Colgate W. Darden, President, University of Virginia, October 10, 1947, addressing a pep rally on the eve of the Harvard -Virginia game to be played in Charlottesville.
On October 11, 1947, tackle Chet Pierce (front row, second front left with teammate Robert F. Kennedy, far right) became the first Black to play in a college football game south of the Mason-Dixon Line at an all-white university, when Harvard played the University of Virginia. It also marked the Harvard football program’s first game played south of the Mason-Dixon Line.

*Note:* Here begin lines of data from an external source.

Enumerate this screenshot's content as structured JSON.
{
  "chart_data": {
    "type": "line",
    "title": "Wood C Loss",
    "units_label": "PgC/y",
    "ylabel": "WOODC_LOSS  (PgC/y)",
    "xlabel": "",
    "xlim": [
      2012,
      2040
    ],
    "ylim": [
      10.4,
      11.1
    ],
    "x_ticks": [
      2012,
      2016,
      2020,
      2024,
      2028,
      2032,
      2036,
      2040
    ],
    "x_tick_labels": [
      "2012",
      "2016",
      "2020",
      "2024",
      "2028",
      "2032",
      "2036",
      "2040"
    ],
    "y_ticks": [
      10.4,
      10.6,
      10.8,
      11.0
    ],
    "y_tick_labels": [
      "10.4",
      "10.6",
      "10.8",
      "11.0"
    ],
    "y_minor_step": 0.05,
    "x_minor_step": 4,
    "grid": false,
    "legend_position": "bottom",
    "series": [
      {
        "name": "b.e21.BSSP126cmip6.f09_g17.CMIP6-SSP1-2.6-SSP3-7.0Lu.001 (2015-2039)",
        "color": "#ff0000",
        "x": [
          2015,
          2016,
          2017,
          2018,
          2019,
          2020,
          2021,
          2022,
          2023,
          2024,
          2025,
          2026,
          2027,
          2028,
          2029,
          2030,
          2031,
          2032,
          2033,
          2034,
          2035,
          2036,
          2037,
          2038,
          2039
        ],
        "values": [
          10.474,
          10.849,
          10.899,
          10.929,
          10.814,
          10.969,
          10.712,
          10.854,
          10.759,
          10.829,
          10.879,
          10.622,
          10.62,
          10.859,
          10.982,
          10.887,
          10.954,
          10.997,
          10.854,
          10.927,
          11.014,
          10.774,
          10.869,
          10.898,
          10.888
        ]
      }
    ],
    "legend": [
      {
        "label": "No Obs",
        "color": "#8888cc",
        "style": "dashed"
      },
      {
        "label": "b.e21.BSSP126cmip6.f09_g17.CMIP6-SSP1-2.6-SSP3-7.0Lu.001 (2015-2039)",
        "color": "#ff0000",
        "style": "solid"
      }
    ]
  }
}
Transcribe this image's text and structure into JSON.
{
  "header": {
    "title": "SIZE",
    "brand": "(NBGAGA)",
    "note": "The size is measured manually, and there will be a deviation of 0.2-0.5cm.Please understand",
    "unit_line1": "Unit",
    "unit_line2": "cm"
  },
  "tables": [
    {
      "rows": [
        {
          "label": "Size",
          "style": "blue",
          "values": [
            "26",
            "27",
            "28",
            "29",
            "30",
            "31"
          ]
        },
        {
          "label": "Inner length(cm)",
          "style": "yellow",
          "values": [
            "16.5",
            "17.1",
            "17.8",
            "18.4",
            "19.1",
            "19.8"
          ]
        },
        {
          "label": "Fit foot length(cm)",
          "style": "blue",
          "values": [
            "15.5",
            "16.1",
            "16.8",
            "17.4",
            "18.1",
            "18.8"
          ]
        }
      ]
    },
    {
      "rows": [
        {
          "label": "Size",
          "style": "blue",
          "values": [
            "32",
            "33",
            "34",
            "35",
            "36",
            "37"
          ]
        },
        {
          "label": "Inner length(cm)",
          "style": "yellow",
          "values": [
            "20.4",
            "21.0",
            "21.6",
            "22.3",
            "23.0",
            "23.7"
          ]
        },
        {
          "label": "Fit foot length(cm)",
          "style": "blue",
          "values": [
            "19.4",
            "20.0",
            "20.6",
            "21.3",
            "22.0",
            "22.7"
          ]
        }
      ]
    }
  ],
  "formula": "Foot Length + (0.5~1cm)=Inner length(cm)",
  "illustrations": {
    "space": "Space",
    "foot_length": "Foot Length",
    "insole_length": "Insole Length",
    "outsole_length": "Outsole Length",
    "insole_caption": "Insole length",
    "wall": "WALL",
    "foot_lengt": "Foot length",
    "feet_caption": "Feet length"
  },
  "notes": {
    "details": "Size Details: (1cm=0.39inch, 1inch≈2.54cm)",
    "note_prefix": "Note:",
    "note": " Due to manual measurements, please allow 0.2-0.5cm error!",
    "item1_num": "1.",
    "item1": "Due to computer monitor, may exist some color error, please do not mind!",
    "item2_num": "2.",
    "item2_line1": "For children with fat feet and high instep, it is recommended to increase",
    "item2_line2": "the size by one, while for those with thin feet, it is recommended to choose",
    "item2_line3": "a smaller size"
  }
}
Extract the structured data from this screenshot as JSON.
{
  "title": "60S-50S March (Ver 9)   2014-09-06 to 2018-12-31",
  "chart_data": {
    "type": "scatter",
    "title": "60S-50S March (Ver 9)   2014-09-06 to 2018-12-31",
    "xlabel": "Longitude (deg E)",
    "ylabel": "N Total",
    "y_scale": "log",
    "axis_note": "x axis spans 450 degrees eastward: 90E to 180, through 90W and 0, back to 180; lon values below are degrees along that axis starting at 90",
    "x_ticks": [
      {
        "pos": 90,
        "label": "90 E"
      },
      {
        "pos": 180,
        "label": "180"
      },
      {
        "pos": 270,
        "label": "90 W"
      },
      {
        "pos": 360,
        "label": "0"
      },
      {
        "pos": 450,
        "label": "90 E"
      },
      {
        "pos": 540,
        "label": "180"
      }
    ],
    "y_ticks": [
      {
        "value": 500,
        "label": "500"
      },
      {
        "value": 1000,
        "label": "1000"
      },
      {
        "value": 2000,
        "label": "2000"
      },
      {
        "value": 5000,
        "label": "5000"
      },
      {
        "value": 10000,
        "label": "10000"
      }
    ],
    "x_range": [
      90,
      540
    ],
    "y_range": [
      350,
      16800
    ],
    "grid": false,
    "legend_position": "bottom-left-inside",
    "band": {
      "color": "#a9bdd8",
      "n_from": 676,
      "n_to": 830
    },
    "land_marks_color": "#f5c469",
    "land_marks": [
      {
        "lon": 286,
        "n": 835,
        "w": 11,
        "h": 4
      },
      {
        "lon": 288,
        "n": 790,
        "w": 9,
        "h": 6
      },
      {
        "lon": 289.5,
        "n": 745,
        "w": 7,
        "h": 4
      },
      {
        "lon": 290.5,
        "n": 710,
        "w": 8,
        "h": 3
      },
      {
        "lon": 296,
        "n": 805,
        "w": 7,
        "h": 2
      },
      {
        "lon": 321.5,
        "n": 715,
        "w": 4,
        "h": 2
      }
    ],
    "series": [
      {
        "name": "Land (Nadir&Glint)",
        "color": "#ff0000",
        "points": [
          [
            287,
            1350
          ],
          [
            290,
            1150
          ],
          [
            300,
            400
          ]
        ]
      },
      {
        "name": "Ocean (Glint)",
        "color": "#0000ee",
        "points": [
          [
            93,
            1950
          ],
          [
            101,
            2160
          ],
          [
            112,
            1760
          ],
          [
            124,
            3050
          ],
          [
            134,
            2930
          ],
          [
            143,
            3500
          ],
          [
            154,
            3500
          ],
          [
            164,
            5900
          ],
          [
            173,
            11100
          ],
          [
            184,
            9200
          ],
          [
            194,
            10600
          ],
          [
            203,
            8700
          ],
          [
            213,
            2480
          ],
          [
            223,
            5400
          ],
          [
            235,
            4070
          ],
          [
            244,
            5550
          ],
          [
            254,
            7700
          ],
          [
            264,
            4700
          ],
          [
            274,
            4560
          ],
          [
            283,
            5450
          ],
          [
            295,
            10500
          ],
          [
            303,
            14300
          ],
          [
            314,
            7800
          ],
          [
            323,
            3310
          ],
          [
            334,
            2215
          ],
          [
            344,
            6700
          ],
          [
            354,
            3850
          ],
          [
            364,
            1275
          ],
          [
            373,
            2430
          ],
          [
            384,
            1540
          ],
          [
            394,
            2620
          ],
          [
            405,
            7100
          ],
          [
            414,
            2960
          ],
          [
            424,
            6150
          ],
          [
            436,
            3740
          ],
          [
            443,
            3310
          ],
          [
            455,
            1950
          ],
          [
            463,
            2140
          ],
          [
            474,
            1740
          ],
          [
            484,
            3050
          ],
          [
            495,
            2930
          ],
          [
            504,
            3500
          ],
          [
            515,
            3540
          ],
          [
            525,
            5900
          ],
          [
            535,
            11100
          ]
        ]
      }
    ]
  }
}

In the build-up to the game, officials in the Virginia athletic department tried to discourage Harvard from playing Pierce, their 6’ 4” 235 lb starting left tackle. In a conversation with sports historian George Sullivan in 1997, Harvard end/punter Wally Flynn recalled, “Virginia officials called Bill Bingham (Harvard Athletic Director) and said they were looking forward to our visit, but not to bring the black boy. Bill exploded and told them Harvard most certainly was bringing Chester Pierce, and that he would be coming along for more than the ride. Chet would be starting, just as he had for most of our games dating back to 1944. Virginia had no excuses for when the game was contracted a year or so earlier, they knew Harvard had a Black starter.”
In addition, three months prior to the game, several Harvard seniors had written to their Virginia counterparts to request that the game be played without incident. In response, the Virginia players voted unanimously to play Harvard and wrote that they had no problem facing an African-American player.
Upon their arrival in Charlottesville, the Harvard team was informed the team would be housed in a hotel with Pierce placed in a mansion directly behind the hotel. Harvard head coach Dick Harlow responded by placing all 22 of his starters in the mansion with Pierce, and also had his entire team enter the hotel dining room through the rear entrance to which Pierce had been directed.
Harvard’s game day reception at Scott Stadium included a welcoming party of several hundred Black fans clustered along the chain link fence by the players entrance. Their cheers were soon replaced by fans in the stadium waving Confederate flags and singing “Dixie.” The Harvard band soon defused what could have been a volatile scenario when they marched in a formation that first spelled “Hello” that quickly switched into the lettering of “You-All.” This was followed by their rousing rendition of, “In Old Virginia.”
Coach Harlow stood directly behind Pierce as they took the field Pierce recalled, “As we went out, Harlow said, ‘You’re going on the field with me,’ and got on my inside, closest to the stands. I assumed it was in case any bottles or whatever were thrown at me-a very nice gesture and courageous gesture by the coach, a man in poor health.”
The game itself was a competitive disaster for Harvard, as they lost by a score of 47-0.
However, in the same year that Jackie Robinson broke the color barrier in baseball, Chester Pierce and the athletic officials at both Harvard and the University of Virginia made their own progressive statement.
During his career as prominent psychiatrist, Pierce taught at Harvard Medical School for three decades, consulted on the creation of “Sesame Street” and coined the term “microaggression.” He was also active in Civil Rights, and once protested alongside Charlton Heston.
In remarks given at a Harvard luncheon a half century later Pierce remarked, “It was no big deal and took no courage by me. “Historically, the time was right, among all of America’s changes after World War II, I just happened to be at the right place at the right time. That it happened then and there was a tribute to Harvard.”